Each marijuana plant has a tracking tag in a cultivation room at Sea of Green Farms, a recreational cannabis grower in Seattle on June 25, 2014. The bar-coded tags are used for seed-to-sale tracking in Washington state. (Ted S. Warren, Associated Press file)

North Dakota chooses tracking system for medical marijuana program

BISMARCK, N.D. — North Dakota’s Health Department has selected a Florida-based company to implement a system to monitor the state’s developing medical marijuana program.

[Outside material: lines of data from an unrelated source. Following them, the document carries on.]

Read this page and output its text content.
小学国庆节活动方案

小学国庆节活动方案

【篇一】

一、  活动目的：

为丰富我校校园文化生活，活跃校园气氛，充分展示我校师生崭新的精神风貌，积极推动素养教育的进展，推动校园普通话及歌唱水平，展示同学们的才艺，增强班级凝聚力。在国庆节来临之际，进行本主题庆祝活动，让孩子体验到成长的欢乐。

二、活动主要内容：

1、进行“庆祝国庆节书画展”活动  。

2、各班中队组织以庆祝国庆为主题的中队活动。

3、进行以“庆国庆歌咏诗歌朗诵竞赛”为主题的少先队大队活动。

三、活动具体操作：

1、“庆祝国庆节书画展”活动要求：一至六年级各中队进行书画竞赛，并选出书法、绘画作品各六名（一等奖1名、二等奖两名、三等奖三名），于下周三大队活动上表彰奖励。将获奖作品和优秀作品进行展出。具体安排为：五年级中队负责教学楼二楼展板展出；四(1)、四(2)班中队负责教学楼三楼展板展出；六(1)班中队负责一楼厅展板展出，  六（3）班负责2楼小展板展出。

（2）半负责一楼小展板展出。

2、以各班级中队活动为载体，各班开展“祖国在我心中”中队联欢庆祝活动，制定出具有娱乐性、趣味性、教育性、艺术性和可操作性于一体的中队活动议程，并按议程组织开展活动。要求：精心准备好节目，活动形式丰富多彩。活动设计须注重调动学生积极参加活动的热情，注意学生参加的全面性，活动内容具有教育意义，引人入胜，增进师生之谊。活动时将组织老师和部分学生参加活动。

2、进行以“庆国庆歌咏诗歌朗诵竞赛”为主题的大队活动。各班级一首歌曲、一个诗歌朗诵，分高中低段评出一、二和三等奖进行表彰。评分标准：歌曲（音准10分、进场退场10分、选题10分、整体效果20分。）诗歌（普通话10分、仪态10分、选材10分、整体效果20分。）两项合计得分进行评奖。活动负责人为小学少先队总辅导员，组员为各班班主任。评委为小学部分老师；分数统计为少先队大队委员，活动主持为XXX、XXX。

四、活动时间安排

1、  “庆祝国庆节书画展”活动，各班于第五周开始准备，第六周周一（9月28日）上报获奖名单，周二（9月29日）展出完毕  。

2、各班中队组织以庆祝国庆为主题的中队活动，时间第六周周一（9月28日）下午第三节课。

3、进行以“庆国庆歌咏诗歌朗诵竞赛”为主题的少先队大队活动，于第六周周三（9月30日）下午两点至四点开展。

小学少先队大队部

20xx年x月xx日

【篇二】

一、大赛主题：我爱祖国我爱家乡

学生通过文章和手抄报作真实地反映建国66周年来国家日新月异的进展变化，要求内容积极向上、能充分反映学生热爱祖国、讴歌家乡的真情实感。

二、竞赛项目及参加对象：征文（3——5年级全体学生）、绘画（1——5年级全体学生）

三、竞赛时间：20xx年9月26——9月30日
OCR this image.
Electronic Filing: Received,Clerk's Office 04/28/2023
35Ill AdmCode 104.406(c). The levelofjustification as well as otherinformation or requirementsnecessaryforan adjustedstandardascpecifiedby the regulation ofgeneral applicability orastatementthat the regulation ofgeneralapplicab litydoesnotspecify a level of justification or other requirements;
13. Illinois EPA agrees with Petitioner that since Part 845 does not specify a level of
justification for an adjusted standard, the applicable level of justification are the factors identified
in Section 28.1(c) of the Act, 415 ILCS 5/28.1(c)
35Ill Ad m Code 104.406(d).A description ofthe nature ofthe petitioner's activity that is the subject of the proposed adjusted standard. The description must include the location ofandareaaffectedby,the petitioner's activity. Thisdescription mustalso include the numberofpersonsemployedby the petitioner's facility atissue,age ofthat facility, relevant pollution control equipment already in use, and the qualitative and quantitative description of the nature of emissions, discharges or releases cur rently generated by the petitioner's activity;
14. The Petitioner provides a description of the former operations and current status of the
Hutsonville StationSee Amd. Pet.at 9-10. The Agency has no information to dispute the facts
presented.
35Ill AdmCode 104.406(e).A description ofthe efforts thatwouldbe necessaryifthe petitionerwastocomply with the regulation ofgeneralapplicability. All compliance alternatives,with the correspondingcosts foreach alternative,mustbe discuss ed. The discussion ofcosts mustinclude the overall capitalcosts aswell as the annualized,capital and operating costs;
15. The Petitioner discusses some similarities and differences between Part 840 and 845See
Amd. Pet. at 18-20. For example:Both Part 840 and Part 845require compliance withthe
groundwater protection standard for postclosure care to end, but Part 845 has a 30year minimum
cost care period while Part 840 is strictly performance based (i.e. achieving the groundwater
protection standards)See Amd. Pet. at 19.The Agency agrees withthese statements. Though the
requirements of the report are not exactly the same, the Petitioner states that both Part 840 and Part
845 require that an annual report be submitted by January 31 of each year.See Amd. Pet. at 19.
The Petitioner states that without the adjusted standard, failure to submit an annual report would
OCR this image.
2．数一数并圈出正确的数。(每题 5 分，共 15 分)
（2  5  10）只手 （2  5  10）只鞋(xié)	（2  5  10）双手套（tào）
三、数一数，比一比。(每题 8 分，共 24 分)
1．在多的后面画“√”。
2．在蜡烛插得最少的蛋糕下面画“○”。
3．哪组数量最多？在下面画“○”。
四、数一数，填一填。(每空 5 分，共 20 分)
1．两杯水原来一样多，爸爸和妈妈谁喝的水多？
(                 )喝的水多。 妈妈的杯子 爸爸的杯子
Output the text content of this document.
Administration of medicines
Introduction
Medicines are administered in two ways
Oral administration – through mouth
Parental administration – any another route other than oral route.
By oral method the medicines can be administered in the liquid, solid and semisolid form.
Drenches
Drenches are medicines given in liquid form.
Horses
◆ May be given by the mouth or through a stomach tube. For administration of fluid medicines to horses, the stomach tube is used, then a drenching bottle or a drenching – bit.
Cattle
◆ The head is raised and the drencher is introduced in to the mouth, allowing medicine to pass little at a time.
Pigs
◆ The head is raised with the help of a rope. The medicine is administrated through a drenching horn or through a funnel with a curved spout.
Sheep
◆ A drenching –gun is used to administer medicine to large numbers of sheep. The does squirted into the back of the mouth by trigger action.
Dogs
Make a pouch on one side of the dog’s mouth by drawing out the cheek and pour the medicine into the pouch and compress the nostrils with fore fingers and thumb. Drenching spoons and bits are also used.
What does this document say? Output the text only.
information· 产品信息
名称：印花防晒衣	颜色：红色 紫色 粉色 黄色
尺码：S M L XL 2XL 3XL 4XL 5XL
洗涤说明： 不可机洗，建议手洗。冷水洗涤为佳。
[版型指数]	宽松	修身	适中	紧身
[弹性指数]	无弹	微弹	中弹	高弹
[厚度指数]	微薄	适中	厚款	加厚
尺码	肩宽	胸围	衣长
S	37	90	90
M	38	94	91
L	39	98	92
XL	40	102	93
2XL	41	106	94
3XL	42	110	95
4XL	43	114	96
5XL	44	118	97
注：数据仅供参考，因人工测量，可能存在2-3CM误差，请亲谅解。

BioTrackTHC has similar contracts in six other states including Delaware, which has a medical marijuana program similar to what North Dakota plans. The Fort Lauderdale company was chosen from among six proposals.

“Certainly the experience and qualifications of the firm were taken into consideration,” North Dakota Medical Marijuana Division Director Jason Wahl said Thursday.

The management system will track the production, transportation and sale of medical marijuana, as well as help register dispensaries and patient card holders.

“The data included in the tracking system will provide a digital record of the state’s entire marijuana inventory,” Wahl said.

BioTrackTHC submitted a five-year, $600,000 proposal, though the contract’s final financial terms will be decided through negotiations that could wrap up by the end of the month, according to Wahl.

“We will be attempting to negotiate a contract to get the dollar amount to a range that will be able to fit within our budget,” he said.

The medical marijuana program is funded by taxes and program fees and has a $1.6 million budget for the state’s current two-year budget period.

State voters approved medical marijuana in November 2016. The Health Department has been working to create the program since Gov. Doug Burgum in April 2017 approved regulations crafted by lawmakers. State law allows medical marijuana for 17 medical conditions and terminal illnesses. The drug is expected to be available to patients late this year.

The Health Department expects to begin accepting applications from manufacturing facilities in late spring or early summer, before moving on to application periods for dispensaries, patients and caregivers. The agency also will choose a lab to test the marijuana.

U.S. Attorney General Jeff Sessions in January rescinded an Obama administration policy pledging that federal authorities wouldn’t crack down on marijuana operations in states where they were legal, as long as the states maintained tight regulations.

The impact of the decision isn’t known, but North Dakota’s Health Department is forging ahead with creating the medical marijuana program set into law by the Legislature last year.

Eighteen senators including North Dakota Democrat Heidi Heitkamp sent a letter to the Senate Appropriations Committee Feb. 13 urging members to respect marijuana policies enacted by states when finalizing fiscal year 2018 spending.

“The (Justice Department) decision to rescind years of legal guidance on marijuana could be very disruptive to states like North Dakota,” Heitkamp said.